Innenminister Reul: „Es wäre unmenschlich, würden wir nicht aus der Vergangenheit lernen. Egal, was morgen über uns hereinbricht – wir wollen vorbereitet sein; für diese Zukunftsaufgabe hat das Kompetenzteam eine enorme Vorarbeit geleistet. Der Abschlussbericht ist quasi ein 15-Punkte-Plan für kommende Katastrophen.“
Unter anderem sieht der 15-Punkte-Plan Folgendes vor:
- Digitalisierungsoffensive Katastrophenschutz:
Landesweit einheitliche Vernetzung und Digitalisierung aller lagerelevanten Daten mit dem Ziel, ein „Landeslagebild Brand- und Katastrophenschutz“ inklusive Risikoprognose einzuführen.
- Mehr Koordinierung durch das Land:
Gründung einer Crisis Response Unit und eines nicht-polizeilichen, operativ-taktischen Führungsstabs auf Landesebene. Reul: „Gewissermaßen ein landeseigenes Krisenreaktionszentrum.“ Diese Struktur könnte stärkere Steuerungsaufgaben übernehmen; auch könnte aus ihr im Katastrophenfall der Krisenstab der Landesregierung samt der zentralen Einrichtung zum Lagemanagement aufwachsen.
- Bessere Risikoabschätzung durch verbindliche Planung:
Einführung einer Katastrophenschutzbedarfsplanung mit verbindlichen Risikoanalysen, Szenarien und Warnkonzepten auf Ebene der Kreise und kreisfreien Städte.
- Informationen auf Knopfdruck:
Schaffung direkter und unmissverständlicher Eingriffsmöglichkeiten in den Hörfunk durch Änderung des WDR-Gesetzes und des Landesmediengesetzes.
- Verbesserung der administrativen Führungsfähigkeit:
Die Verwaltung soll auf Katastrophen vorbereitet werden. Dazu zählen die Einrichtung von Stäben für außergewöhnliche Ereignisse, Rahmenalarm- und Einsatzpläne sowie die regelmäßige Durchführung von Krisenmanagementübungen.

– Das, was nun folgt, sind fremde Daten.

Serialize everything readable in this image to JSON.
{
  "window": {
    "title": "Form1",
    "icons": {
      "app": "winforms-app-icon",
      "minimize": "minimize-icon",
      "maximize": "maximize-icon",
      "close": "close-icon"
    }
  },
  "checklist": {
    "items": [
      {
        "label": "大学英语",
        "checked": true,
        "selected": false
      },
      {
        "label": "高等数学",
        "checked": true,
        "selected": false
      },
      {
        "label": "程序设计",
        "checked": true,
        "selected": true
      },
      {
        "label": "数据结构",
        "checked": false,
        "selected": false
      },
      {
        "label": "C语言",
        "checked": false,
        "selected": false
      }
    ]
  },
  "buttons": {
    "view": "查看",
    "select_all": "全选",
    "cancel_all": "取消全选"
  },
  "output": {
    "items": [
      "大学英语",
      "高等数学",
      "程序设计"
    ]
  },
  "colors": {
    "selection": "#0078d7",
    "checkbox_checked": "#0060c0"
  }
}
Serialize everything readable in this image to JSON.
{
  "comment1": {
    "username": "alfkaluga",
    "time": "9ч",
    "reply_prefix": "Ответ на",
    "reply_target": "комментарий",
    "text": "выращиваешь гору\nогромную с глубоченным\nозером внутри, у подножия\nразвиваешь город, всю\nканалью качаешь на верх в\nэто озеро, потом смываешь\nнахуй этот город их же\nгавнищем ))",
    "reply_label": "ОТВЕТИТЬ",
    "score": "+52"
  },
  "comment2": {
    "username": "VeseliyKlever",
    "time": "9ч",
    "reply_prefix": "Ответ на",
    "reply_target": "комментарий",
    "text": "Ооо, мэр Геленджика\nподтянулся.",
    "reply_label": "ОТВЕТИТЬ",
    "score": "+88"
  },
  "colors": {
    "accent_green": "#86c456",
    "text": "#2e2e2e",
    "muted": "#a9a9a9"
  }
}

Innenminister Herbert Reul: „Nicht alles ist sofort und eins zu eins umsetzbar, aber wir werden jeden einzelnen Vorschlag prüfen. Für einige Punkte braucht es Gesetzesänderungen, andere können schnell in die Realität umgesetzt werden und so manches machen wir auch schon.“ Und weiter: „Vor allem das geballte Wissen unterschiedlicher Disziplinen überzeugt mich. Der Bericht des Kompetenzteams ist ein breiter Konsens aller Beteiligten und das ist für die Umsetzung eine wichtige Voraussetzung.“
Insgesamt 13 Experten aus verschiedenen Organisationen und Verbänden gehörten dem Kompetenzteam an. Vor allem drei Probleme galt es zu lösen: Katastrophen verlässlicher vorherzusagen, Warnungen zu verbessern, ebenso wie die Kräfteverteilung zu optimieren. Die Arbeit des Kompetenzteams beschränkte sich dabei nicht nur auf die Analyse der Unwetterkatastrophe vom 14. und 15. Juli 2021. Neben Hochwasserlagen und Starkregenereignissen berücksichtigten die Experten auch andere Extremereignisse wie Waldbrände, Stürme, Dürren, Ausfälle kritischer Infrastrukturen und auch „neue“ Bedrohungen wie etwa Cyberangriffe.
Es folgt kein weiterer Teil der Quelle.